To boldly dine where no one has dined before…
19 Apr 2012 by Evoluted New Media
It’s not often that the Science Lite desk is allowed beyond the confines of the office. And for good reason – calamity, befuddlement and faux pas are usually quick to follow any excursion we make.
Yet a few weeks ago we were allowed, indeed encouraged, to attend an event that was to launch the 18th National Science and Engineering week. “It’ll be right up your street,” said our Editor. “...It involves food”.
Glances were exchanged – our reputation as ceaseless gluttons had obviously become entrenched. None-the-less we were honoured to be invited to such an event, which we assumed would be nothing more than an announcement of NSEW accompanied by the usual finger food buffet. However upon arrival at the venue – the absolutely excellent Science Museum – it became swiftly obvious that things were far from the norm.
“Here, have one of these!” enthused a friendly PR girl as we arrived. In her hand she thrust toward us a tray of glasses containing what looked to be orange juice – yet none of us has previously experienced orange juice that fluoresces whilst riotously bubbling.
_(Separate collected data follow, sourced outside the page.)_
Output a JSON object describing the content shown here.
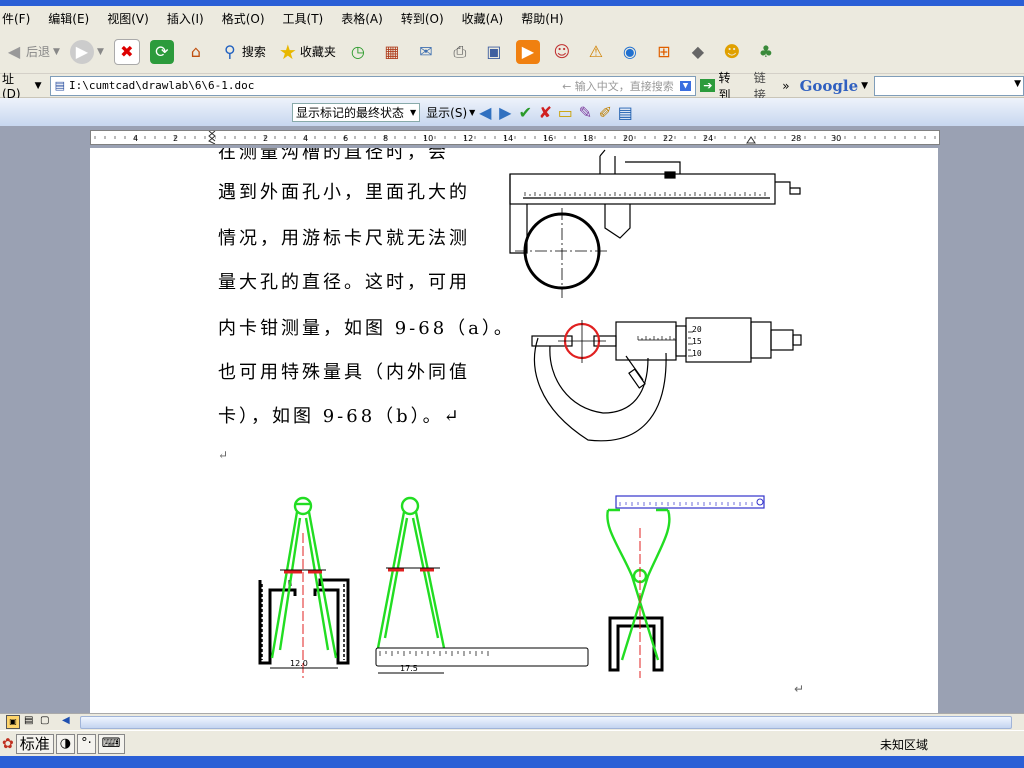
{
  "menu": [
    "件(F)",
    "编辑(E)",
    "视图(V)",
    "插入(I)",
    "格式(O)",
    "工具(T)",
    "表格(A)",
    "转到(O)",
    "收藏(A)",
    "帮助(H)"
  ],
  "toolbar": {
    "back_label": "后退",
    "search_label": "搜索",
    "favorites_label": "收藏夹"
  },
  "address": {
    "label": "址(D)",
    "path": "I:\\cumtcad\\drawlab\\6\\6-1.doc",
    "search_hint": "← 输入中文，直接搜索",
    "go_label": "转到",
    "links_label": "链接",
    "more": "»",
    "google_label": "Google"
  },
  "review": {
    "state_label": "显示标记的最终状态",
    "show_label": "显示(S)"
  },
  "ruler": {
    "labels": [
      "4",
      "2",
      "2",
      "4",
      "6",
      "8",
      "10",
      "12",
      "14",
      "16",
      "18",
      "20",
      "22",
      "24",
      "28",
      "30"
    ]
  },
  "document": {
    "lines": [
      "在测量沟槽的直径时，会",
      "遇到外面孔小，里面孔大的",
      "情况，用游标卡尺就无法测",
      "量大孔的直径。这时，可用",
      "内卡钳测量，如图 9-68（a）。",
      "也可用特殊量具（内外同值",
      "卡），如图 9-68（b）。↵"
    ],
    "para_mark": "↵",
    "para_mark2": "↵"
  },
  "figures": {
    "mic_scale": [
      "20",
      "15",
      "10"
    ],
    "dim_left": "12.0",
    "dim_mid": "17.5"
  },
  "statusbar": {
    "ime_label": "标准",
    "zone": "未知区域"
  },
  "colors": {
    "green": "#22dd22",
    "red": "#e02020",
    "blue": "#3333cc",
    "xp_blue": "#2a5fd6"
  }
}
Again glances were exchanged.
It turned out that the effervescing libation was not orange juice but rather ‘Jupiter Juice’ – the first of many space themed dishes that we were to be presented with that afternoon. You see the event was in fact a ‘space banquet’ created by experimental foodies The Robin Collective along with space nutrition expert Professor Brian Ratcliffe. Over the next hour we were treated to some of the most bizarre and tasty things ever to be placed in the Science Lite mouth.
To start, a sample of the kind of breakfast that might be served if – or rather when – space tourists zip about in orbit. The “Mars Breakfast Bar” was fairly inconspicuous when it arrived, “a reddish brown puck of stuff” is the kindest description we can think of – and a tentative sniff didn’t give much else away. But once nestled in the mouth…oh my! It was a full English breakfast – yet it quite clearly was nothing of the sort. Tongue and eyes were in total disagreement, every chew convincing us further that we were in the best greasy spoon café you can imagine.
However, by far the biggest surprise during the meal was a small, inconspicuous looking spoonful of powder. We were instructed to let the powder dissolve on our tongues, and then suck enthusiastically on a slice of lemon. Alarm bells began to ring out – an unbearable sourness would be a rather unpleasant end to an otherwise spectacular meal. We need not have worried – the powder had worked some gustatory magic, and the lemon betrayed its citrus sharpness for almost overwhelming sweetness. The powder contained miraculin – a glycoprotein extracted from the fruit of Synsepalum dulcificum – which lived up to its name by changing the structure of the taste cells on our tongues. As a result, the sweet receptors are activated by ordinarily sour acids. And what a spectacular end to a splendid meal it was.
It may seem an odd thing to honour space science with. Food and space travel have been uneasy bedfellows for some time with early astronauts resorting to smuggling food in their space suits so bad was the quality of food provided for them. The crew of Gemini III sneaked a corned beef sandwich on their spaceflight; they were however rumbled by ground control and rebuked by NASA for the act. Always a nation with a flair for the dramatic, a congressional hearing was called, forcing the NASA deputy administrator George Mueller to promise no repeats.
Yet despite a bumpy relationship, the science of food in space is vital. Without it, humanity’s expansion into space – for both exploration and pleasure – will be doomed. And perhaps more importantly than that, it certainly makes for the tastiest press event Science Lite has ever attended.